Over the past few decades, we have worked to measure their absolute masses, but so far have only determined a succession of ever-more-stringent upper limits. Most attention is focused on the electron neutrino, because it allows for the most stringent limits. The technology of choice is the beta decay of tritium - an isotope of hydrogen consisting of one proton and two neutrons. Tritium decays into helium three, plus an electron and an electron-neutrino, with a half life of 12.3 years. This is a low-energy decay, releasing about 18,590 electron volts of energy. For comparison, other, more typical beta decay reactions release ten to thirty times as much energy. Another point of comparison is an old-fashioned cathode-ray tube in a television receiver, which uses electrons accelerated to up to 25,000 volts - more than from tritium beta decay.
In these beta decay reactions, some of the energy is carried off by the neutrino, with most of the rest going into the electron; the recoiling helium-3 also carries off a bit of energy. Because beta decay is well understood, we can very accurately predict the distribution of energies carried off by the electron; this predicted spectrum has a small dependence on the neutrino mass;. The number of events where the electron carries off almost all of the energy decreases as the neutrino mass increases. We can fit the electron energy spectrum in this endpoint region to determine the neutrino mass.
The KATRIN collaboration has done this, and just released a new upper limit on the electron-neutrino mass; it is less than 0.45 electron volts, at a 90% confidence level. For comparison, this is less than one one-millionth of the mass of the electron. It is about a factor of 2 below previous measurements.
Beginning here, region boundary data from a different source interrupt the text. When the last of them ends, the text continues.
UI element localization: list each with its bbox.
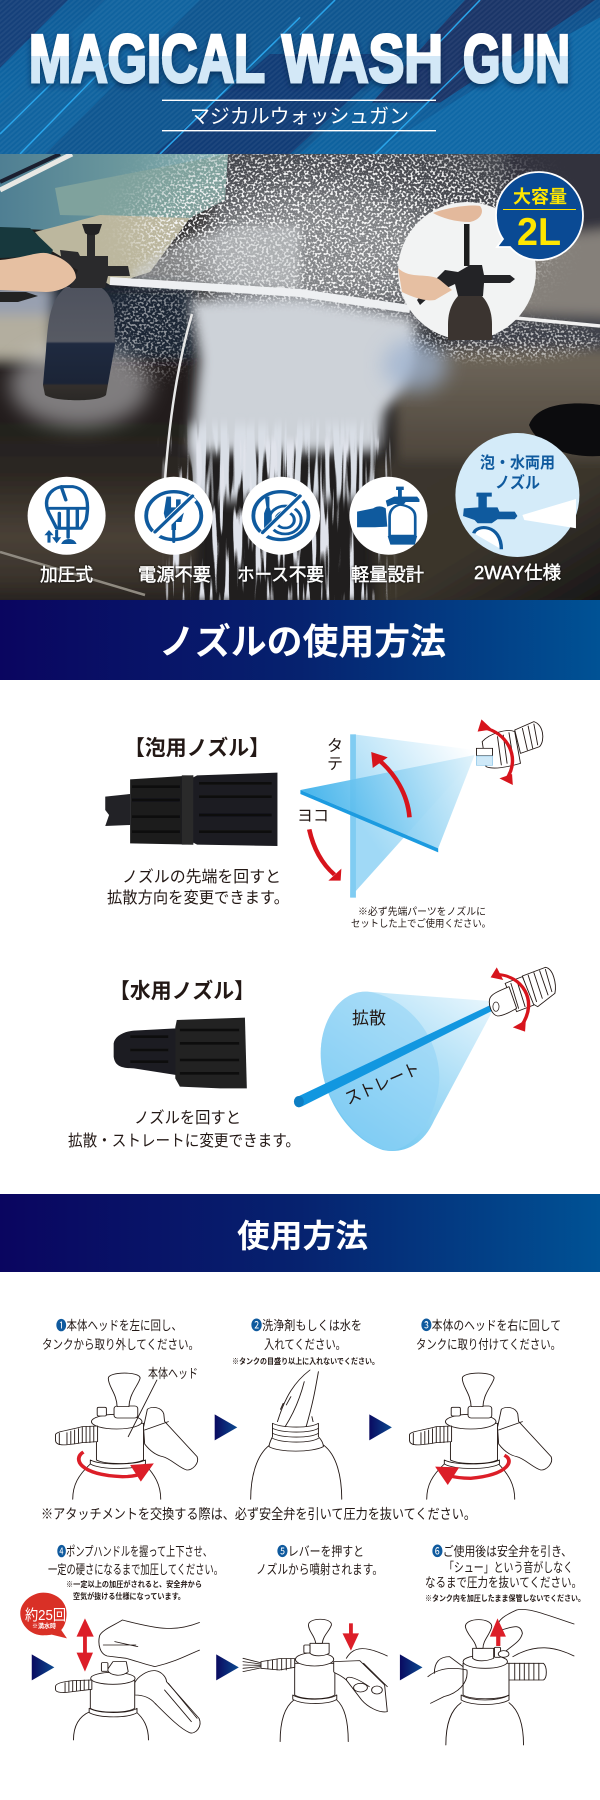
icon: foam nozzle tip xyxy=(476,722,543,768)
feature icon: 2-way nozzle: 泡・水両用 xyxy=(480,454,555,472)
feature icon: 2-way nozzle: ノズル xyxy=(495,473,540,492)
heading: foam nozzle: 【泡用ノズル】 xyxy=(124,736,270,760)
illustration: step 3 bottle xyxy=(409,1373,552,1499)
text: step 5: ❺レバーを押すと xyxy=(277,1544,364,1559)
label: vertical: タ xyxy=(327,737,343,755)
text: step 1: ❶本体ヘッドを左に回し、 xyxy=(56,1318,182,1333)
photo: water nozzle xyxy=(114,1018,247,1088)
arrow: step 5 to 6 xyxy=(400,1654,423,1680)
section header: usage: 使用方法 xyxy=(237,1218,368,1254)
text: step 2: 入れてください。 xyxy=(264,1337,346,1352)
panel: step 6 xyxy=(425,1544,585,1745)
illustration: step 4 bottle xyxy=(55,1618,200,1740)
callout text xyxy=(25,1607,66,1630)
diagram: water spray cone xyxy=(294,967,555,1151)
label: vertical xyxy=(327,737,343,773)
text: step 6 xyxy=(425,1544,585,1603)
feature labels xyxy=(40,563,561,585)
text: step 2 xyxy=(232,1318,379,1366)
illustration: step 2 bottle xyxy=(251,1370,342,1499)
diagram: foam spray direction xyxy=(300,719,543,898)
text: step 4: 空気が抜ける仕様になっています。 xyxy=(73,1591,185,1601)
text: foam nozzle description: ノズルの先端を回すと xyxy=(122,868,281,886)
arrow: into step 4 xyxy=(32,1654,54,1680)
panel: hero photo xyxy=(0,140,600,610)
section header: nozzle usage: ノズルの使用方法 xyxy=(159,621,446,662)
panel: step 4 xyxy=(20,1544,223,1740)
text: step 2: ❷洗浄剤もしくは水を xyxy=(251,1318,362,1333)
text: step 5: ノズルから噴射されます。 xyxy=(256,1562,383,1577)
capacity badge xyxy=(496,172,583,260)
section header: usage xyxy=(0,1194,600,1272)
feature icon: lightweight xyxy=(349,477,427,555)
product bottle held in hand xyxy=(0,224,150,427)
arrow: step 1 to 2 xyxy=(215,1414,237,1440)
subtitle: マジカルウォッシュガン xyxy=(190,105,409,128)
feature labels: 電源不要 xyxy=(138,565,211,585)
feature icon: no power xyxy=(135,477,213,555)
foam spray xyxy=(110,154,600,600)
callout: about 25 strokes xyxy=(20,1593,67,1638)
arrow: step 4 to 5 xyxy=(216,1654,239,1680)
car door background xyxy=(0,140,600,610)
label: vertical: テ xyxy=(327,756,343,773)
text: step 1: タンクから取り外してください。 xyxy=(42,1337,199,1352)
title: WASH xyxy=(282,21,443,97)
title xyxy=(29,21,570,97)
note: foam nozzle: セットした上でご使用ください。 xyxy=(351,917,491,930)
text: foam nozzle description xyxy=(107,868,289,907)
feature icon: pressurised xyxy=(28,477,106,555)
feature labels: ホース不要 xyxy=(237,565,324,585)
panel: water nozzle xyxy=(68,967,555,1151)
feature labels: 加圧式 xyxy=(40,565,93,585)
feature labels: 2WAY仕様 xyxy=(474,563,561,583)
icon: water nozzle tip xyxy=(489,967,555,1016)
text: step 4: ❹ポンプハンドルを握って上下させ、 xyxy=(57,1544,212,1559)
text: step 4: 一定の硬さになるまで加圧してください。 xyxy=(48,1562,223,1577)
text: step 2: ※タンクの目盛り以上に入れないでください。 xyxy=(232,1356,379,1366)
text: water nozzle description: ノズルを回すと xyxy=(134,1109,241,1127)
label: horizontal: ヨコ xyxy=(297,808,329,825)
illustration: step 5 bottle xyxy=(243,1619,387,1742)
note: attachment warning: ※アタッチメントを交換する際は、必ず安全弁を引いて圧力を抜いてください。 xyxy=(41,1506,476,1522)
text: foam nozzle description: 拡散方向を変更できます。 xyxy=(107,889,289,907)
heading: water nozzle: 【水用ノズル】 xyxy=(109,979,255,1003)
panel: step 5 xyxy=(243,1544,387,1742)
panel: step 3 xyxy=(409,1318,561,1499)
text: step 1 xyxy=(42,1318,199,1352)
feature icon: 2-way nozzle xyxy=(455,433,579,557)
inset photo: pumping bottle xyxy=(398,202,536,340)
panel: foam nozzle xyxy=(105,719,543,930)
note: foam nozzle: ※必ず先端パーツをノズルに xyxy=(358,905,486,918)
text: step 3 xyxy=(416,1318,561,1352)
callout text: 約25回 xyxy=(25,1607,66,1624)
label: diffuse: 拡散 xyxy=(352,1009,386,1028)
label: body head: 本体ヘッド xyxy=(148,1366,198,1381)
callout text: ※満水時 xyxy=(32,1621,56,1630)
note: foam nozzle xyxy=(351,905,491,930)
text: water nozzle description: 拡散・ストレートに変更できます。 xyxy=(68,1132,300,1150)
text: step 3: ❸本体のヘッドを右に回して xyxy=(421,1318,561,1333)
panel: step 2 xyxy=(232,1318,379,1499)
panel: header banner xyxy=(0,0,600,154)
illustration: step 1 bottle xyxy=(55,1373,198,1499)
title: MAGICAL xyxy=(29,21,265,97)
text: step 4: ※一定以上の加圧がされると、安全弁から xyxy=(66,1579,202,1589)
feature icon: no hose xyxy=(242,477,320,555)
capacity badge: 2L xyxy=(517,211,561,254)
text: step 3: タンクに取り付けてください。 xyxy=(416,1337,561,1352)
feature labels: 軽量設計 xyxy=(351,565,424,585)
capacity badge: 大容量 xyxy=(513,187,567,207)
arrow: step 2 to 3 xyxy=(369,1414,392,1440)
panel: step 1 xyxy=(42,1318,199,1499)
text: step 4 xyxy=(48,1544,223,1601)
text: step 5 xyxy=(256,1544,383,1577)
text: step 6: ❻ご使用後は安全弁を引き、 xyxy=(432,1544,572,1559)
text: water nozzle description xyxy=(68,1109,300,1150)
label: straight: ストレート xyxy=(342,1059,423,1109)
section header: nozzle usage xyxy=(0,600,600,680)
illustration: step 6 bottle xyxy=(428,1609,574,1745)
photo: foam nozzle xyxy=(105,773,277,846)
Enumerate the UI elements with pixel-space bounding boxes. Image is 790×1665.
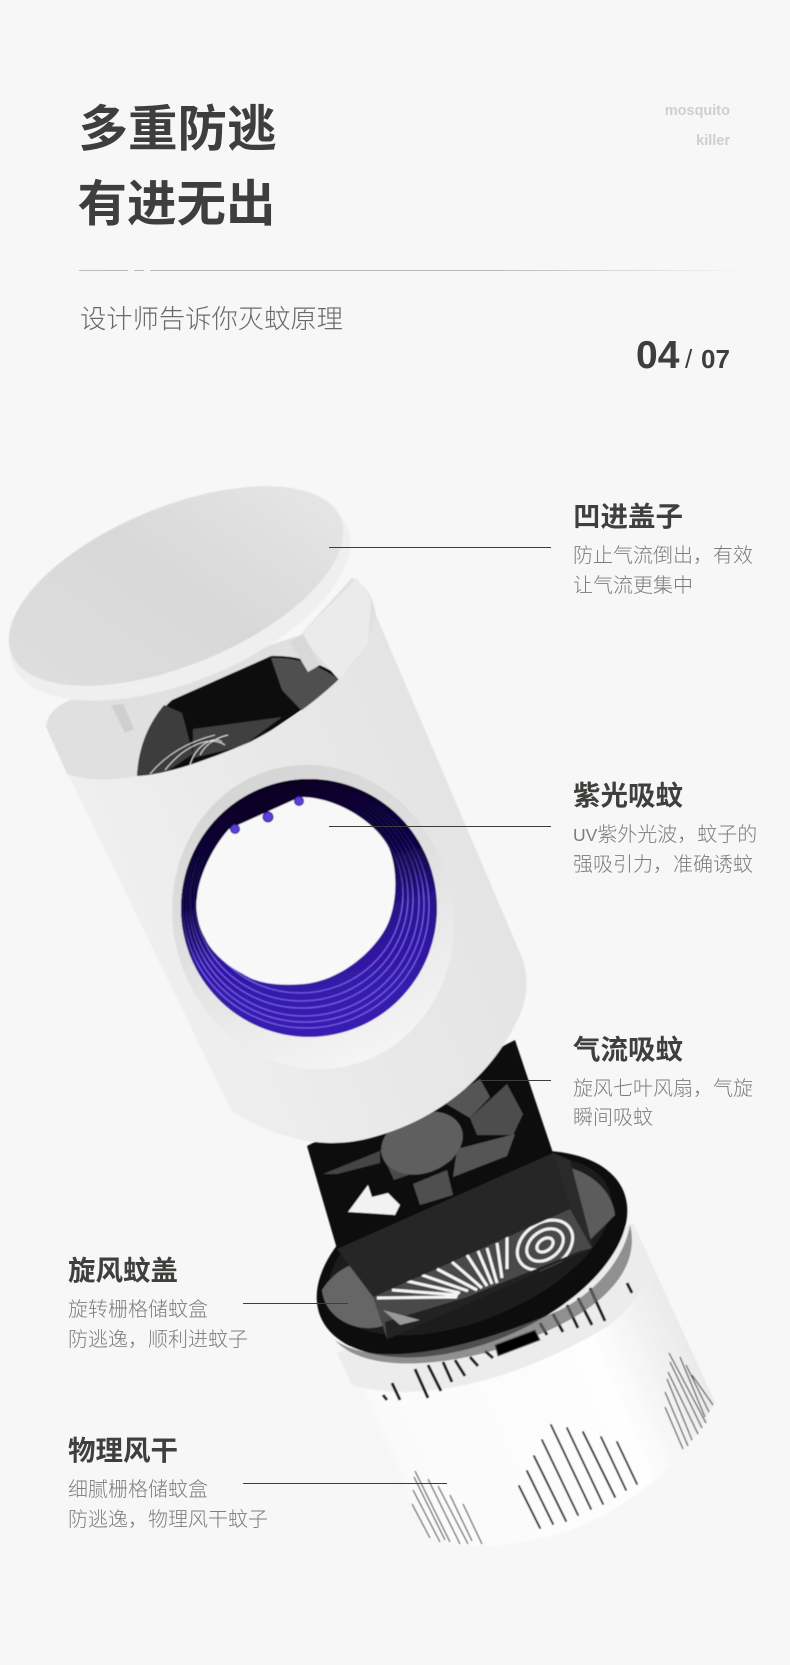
subtitle: 设计师告诉你灭蚊原理 (80, 304, 343, 334)
callout: 紫光吸蚊 (573, 780, 757, 876)
circular recess (138, 733, 488, 1101)
fan band (337, 1153, 570, 1297)
callout leader lines (243, 548, 551, 1484)
callout: 旋风蚊盖: 旋风蚊盖 (68, 1255, 178, 1286)
page number: 07 (701, 344, 730, 374)
callout: 物理风干 (68, 1435, 268, 1531)
callout: 凹进盖子: 防止气流倒出，有效 (573, 544, 753, 567)
page number: / (685, 344, 693, 374)
fan housing (307, 1040, 593, 1297)
fan blades (323, 1079, 523, 1205)
page number (636, 334, 730, 377)
english tag: mosquito killer: mosquito (665, 103, 730, 119)
callout: 气流吸蚊: 旋风七叶风扇，气旋 (573, 1077, 753, 1100)
english tag: mosquito killer (665, 103, 730, 149)
english tag: mosquito killer: killer (696, 133, 730, 149)
central opening (196, 797, 395, 985)
black bucket ring (286, 1109, 658, 1399)
callout: 物理风干: 细腻栅格储蚊盒 (68, 1478, 208, 1501)
LED beads (230, 796, 304, 834)
callout: 旋风蚊盖: 防逃逸，顺利进蚊子 (68, 1328, 248, 1351)
spiral grille (373, 1209, 592, 1340)
fan hub (372, 1100, 472, 1186)
UV light ring (181, 779, 437, 1037)
callout: 凹进盖子: 凹进盖子 (573, 501, 683, 532)
callout: 气流吸蚊 (573, 1034, 753, 1129)
product illustration: exploded mosquito killer (0, 445, 715, 1546)
title: 多重防逃 (78, 102, 276, 157)
callout: 紫光吸蚊: 强吸引力，准确诱蚊 (573, 853, 753, 876)
title: 有进无出 (78, 177, 276, 232)
callout: 凹进盖子 (573, 501, 753, 597)
callout: 气流吸蚊: 气流吸蚊 (573, 1034, 683, 1065)
page number: 04 (636, 334, 680, 377)
title (78, 102, 276, 232)
callout: 气流吸蚊: 瞬间吸蚊 (573, 1106, 653, 1129)
callout: 紫光吸蚊: 紫光吸蚊 (573, 780, 683, 811)
bucket vent stripes (519, 1425, 637, 1528)
callout: 物理风干: 物理风干 (68, 1435, 178, 1466)
fan opening (348, 1185, 400, 1215)
callout: 旋风蚊盖: 旋转栅格储蚊盒 (68, 1298, 208, 1321)
lower bucket (337, 1223, 715, 1546)
callout: 凹进盖子: 让气流更集中 (573, 574, 693, 597)
interior dark chamber (111, 578, 371, 778)
lid (0, 445, 380, 744)
callout: 旋风蚊盖 (68, 1255, 248, 1351)
upper body back wall (46, 578, 376, 790)
upper body shell (68, 615, 526, 1143)
callout: 物理风干: 防逃逸，物理风干蚊子 (68, 1508, 268, 1531)
callout: 紫光吸蚊: UV紫外光波，蚊子的 (573, 823, 757, 846)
The result is an enormous tour-de-force, since the change in the energy spectrum is tiny. The collaboration used an enormous spectrometer (pictured above) and studied 36 million electrons, which were already selected for being of particularly high energy.
Although KATRIN will release results with more data, and, likely, a tighter upper limit, this is near the end of the line for the spectrometric approach that we have used for the past few decades. A better spectrometer would also have to be a bigger spectrometer, and it is just not possible (economically, and probably technically) to build a much larger instrument. Instead, we are starting to investigate new approaches that involve trapping electrons in a uniform magnetic field, and observing the synchrotron radiation that they produce, using very sophisticated radio detectors.